# Audio Legion; Who We Are - What We Do



## Audio Legion Team

We're stoked to finally be a part of the diymobileaudio community!

Audio Legion is based in Tampa, FL and has been around for about 5 years (if you remember the old FSD Audio amps, that was us).
We have a small team here that is dedicated to offering a wide product lineup where quality is the ultimate goal.

Over the coming months we'll be revamping some of our products to better fit our customers wants and needs. Keep an eye out, we'll be posting often asking for your opinion on new designs. We threw in a couple pictures of our customer's builds to show you guys what we can do.
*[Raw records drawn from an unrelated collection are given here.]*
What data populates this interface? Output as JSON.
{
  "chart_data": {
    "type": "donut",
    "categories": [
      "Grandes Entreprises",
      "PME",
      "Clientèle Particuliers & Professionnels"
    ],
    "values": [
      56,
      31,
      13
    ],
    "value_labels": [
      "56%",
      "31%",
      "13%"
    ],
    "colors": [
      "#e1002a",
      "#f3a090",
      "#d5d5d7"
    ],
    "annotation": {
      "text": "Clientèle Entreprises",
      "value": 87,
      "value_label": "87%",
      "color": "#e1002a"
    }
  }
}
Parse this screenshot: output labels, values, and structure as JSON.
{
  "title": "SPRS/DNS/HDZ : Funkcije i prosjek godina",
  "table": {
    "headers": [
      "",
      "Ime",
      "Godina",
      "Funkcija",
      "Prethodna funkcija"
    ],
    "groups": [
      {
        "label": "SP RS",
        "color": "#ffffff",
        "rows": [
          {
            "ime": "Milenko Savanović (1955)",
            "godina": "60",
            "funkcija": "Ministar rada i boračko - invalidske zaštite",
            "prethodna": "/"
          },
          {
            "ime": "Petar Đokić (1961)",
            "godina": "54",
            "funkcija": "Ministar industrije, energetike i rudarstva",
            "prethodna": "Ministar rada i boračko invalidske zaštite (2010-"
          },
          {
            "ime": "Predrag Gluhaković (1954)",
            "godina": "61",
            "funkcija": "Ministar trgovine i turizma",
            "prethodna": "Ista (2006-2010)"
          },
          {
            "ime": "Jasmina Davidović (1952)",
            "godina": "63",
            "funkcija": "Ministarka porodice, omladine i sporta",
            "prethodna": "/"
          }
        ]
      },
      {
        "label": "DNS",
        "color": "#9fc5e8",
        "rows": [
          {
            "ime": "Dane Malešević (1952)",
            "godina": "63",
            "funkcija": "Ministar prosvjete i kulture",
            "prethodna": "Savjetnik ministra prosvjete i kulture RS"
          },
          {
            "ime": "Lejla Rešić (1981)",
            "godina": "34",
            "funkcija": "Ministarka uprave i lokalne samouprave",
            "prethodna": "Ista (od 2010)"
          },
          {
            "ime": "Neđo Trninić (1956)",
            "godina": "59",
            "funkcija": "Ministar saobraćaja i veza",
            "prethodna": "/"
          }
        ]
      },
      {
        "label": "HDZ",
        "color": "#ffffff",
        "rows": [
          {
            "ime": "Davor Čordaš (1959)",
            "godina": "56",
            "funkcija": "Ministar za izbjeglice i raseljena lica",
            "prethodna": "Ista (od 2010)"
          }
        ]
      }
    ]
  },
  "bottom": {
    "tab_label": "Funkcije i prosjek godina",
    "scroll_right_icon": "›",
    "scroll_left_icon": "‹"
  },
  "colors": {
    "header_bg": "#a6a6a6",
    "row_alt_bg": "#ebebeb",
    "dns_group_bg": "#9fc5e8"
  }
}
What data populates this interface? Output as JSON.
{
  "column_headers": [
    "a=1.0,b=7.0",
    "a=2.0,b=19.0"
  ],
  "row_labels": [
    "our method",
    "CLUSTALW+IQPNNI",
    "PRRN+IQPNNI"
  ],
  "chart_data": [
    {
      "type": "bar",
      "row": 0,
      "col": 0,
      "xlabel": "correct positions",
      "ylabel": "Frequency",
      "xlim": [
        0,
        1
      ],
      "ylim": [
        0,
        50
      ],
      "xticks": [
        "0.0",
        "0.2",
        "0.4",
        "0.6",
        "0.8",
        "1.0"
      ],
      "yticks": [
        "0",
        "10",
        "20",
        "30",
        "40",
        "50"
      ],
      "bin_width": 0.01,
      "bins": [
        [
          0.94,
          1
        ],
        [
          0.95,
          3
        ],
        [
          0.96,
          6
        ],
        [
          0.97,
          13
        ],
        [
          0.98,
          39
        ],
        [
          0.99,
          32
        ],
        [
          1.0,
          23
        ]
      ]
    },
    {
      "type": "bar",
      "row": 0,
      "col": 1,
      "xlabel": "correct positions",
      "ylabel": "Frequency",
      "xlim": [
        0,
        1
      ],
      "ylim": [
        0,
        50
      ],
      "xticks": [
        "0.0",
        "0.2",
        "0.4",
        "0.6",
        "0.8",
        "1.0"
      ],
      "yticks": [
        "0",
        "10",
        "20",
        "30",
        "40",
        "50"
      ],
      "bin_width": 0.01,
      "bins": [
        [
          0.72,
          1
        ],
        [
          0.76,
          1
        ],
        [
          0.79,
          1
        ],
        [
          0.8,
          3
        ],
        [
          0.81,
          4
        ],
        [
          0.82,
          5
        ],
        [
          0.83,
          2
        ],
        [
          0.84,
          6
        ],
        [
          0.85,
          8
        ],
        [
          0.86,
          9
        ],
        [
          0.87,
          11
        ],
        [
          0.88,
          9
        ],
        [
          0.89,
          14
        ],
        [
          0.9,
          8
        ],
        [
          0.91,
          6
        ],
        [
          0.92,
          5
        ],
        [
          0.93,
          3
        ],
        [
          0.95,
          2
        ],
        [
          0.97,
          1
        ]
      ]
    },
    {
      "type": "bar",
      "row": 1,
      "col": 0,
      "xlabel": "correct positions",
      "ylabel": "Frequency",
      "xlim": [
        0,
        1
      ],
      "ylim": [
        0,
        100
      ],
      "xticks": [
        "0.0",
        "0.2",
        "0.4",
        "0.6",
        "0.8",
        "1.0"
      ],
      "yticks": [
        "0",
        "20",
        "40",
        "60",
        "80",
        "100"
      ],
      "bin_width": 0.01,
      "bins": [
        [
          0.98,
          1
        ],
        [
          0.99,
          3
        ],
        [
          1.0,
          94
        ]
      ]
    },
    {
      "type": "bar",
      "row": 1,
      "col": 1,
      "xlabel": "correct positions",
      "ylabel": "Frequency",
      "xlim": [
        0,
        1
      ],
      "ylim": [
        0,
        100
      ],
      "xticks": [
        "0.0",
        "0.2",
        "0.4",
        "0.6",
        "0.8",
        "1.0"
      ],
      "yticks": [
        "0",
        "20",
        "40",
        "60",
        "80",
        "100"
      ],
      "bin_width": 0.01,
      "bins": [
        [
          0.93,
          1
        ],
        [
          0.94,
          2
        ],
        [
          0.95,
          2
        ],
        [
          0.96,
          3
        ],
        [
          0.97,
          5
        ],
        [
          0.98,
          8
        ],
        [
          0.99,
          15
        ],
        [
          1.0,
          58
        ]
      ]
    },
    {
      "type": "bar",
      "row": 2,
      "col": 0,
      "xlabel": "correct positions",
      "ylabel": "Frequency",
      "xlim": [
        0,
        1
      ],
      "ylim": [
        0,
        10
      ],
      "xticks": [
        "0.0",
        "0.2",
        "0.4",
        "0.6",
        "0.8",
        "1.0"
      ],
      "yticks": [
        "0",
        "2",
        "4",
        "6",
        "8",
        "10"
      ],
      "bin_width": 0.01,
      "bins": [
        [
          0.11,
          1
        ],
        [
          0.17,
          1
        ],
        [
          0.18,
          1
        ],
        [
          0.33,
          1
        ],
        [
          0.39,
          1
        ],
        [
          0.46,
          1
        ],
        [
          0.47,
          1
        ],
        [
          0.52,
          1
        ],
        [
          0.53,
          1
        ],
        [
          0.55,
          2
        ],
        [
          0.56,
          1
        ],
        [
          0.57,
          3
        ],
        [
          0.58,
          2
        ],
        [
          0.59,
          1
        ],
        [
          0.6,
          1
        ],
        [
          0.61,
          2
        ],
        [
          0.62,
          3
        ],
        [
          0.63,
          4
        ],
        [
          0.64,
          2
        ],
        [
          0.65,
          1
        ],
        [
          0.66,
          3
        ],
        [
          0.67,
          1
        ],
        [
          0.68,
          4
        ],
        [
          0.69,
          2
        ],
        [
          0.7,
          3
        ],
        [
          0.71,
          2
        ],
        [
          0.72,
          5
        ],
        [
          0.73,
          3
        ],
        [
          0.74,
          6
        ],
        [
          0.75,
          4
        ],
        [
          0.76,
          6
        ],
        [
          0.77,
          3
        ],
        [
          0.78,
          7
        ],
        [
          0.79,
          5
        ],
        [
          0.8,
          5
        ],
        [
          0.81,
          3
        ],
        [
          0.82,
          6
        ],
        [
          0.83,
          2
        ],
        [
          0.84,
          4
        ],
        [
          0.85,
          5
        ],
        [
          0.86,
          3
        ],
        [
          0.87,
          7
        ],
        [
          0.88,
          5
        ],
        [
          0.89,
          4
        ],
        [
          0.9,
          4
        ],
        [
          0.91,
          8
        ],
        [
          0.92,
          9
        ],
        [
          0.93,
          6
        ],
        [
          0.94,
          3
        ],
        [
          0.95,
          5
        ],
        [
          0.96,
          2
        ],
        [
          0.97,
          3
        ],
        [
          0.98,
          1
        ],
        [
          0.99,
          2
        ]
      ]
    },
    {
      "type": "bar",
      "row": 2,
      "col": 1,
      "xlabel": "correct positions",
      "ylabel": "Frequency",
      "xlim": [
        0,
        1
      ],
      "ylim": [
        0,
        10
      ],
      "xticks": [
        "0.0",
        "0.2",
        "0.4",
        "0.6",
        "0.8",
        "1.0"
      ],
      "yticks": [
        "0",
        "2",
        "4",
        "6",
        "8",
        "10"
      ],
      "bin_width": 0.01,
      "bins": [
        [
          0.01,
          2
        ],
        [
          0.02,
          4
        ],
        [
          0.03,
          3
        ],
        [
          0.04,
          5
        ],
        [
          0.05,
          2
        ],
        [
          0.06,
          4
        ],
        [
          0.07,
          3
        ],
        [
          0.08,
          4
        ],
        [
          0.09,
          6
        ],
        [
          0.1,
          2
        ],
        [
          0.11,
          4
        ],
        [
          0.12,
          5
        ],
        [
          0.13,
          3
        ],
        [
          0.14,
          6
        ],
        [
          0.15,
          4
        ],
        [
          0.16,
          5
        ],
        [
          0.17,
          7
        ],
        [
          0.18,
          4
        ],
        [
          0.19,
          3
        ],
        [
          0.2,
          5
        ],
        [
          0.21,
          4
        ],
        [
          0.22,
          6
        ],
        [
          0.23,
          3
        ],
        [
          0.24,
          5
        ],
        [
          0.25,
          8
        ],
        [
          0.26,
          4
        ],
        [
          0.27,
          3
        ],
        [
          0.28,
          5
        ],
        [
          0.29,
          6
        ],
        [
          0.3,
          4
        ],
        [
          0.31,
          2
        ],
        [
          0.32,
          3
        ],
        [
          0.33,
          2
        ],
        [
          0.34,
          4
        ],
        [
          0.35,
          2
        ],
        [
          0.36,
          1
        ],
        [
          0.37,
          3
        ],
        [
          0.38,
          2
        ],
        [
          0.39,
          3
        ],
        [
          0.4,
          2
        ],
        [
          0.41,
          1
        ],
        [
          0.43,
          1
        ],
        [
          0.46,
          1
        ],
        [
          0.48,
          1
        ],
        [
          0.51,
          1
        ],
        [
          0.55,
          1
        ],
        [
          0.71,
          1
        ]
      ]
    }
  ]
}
Give us your honest opinion, good or bad, and we'll strive to deliver the best speaker, subwoofer, amplifier, etc. at the best price.

- Matt


----------



## Theslaking

A subwoofer that has...

Low mounting depth, high x-mech, handles 700w, workss well IB, weather resistant, push terminals, plays cleanly to 300hz, under $200.

An 8ch amp with full wireless capability, built in DSP, digital input, 75x4 and 300x4 bridgeable

To much to ask?


----------



## Ge0

Piezo super tweeters.

Ge0


----------



## Audio Legion Team

Theslaking said:


> A subwoofer that has...
> 
> Low mounting depth, high x-mech, handles 700w, workss well IB, weather resistant, push terminals, plays cleanly to 300hz, under $200.
> 
> An 8ch amp with full wireless capability, built in DSP, digital input, 75x4 and 300x4 bridgeable
> 
> To much to ask?


Not when its Theslaking asking... we are working on it just for you 😉


----------



## DoubleCrown

Ge0 said:


> Piezo super tweeters.
> 
> Ge0


Lol


----------



## Sam Spade

@Fish Chris 2 

Right up your alley Chris


----------



## Fish Chris 2

Looks like fun stuff


----------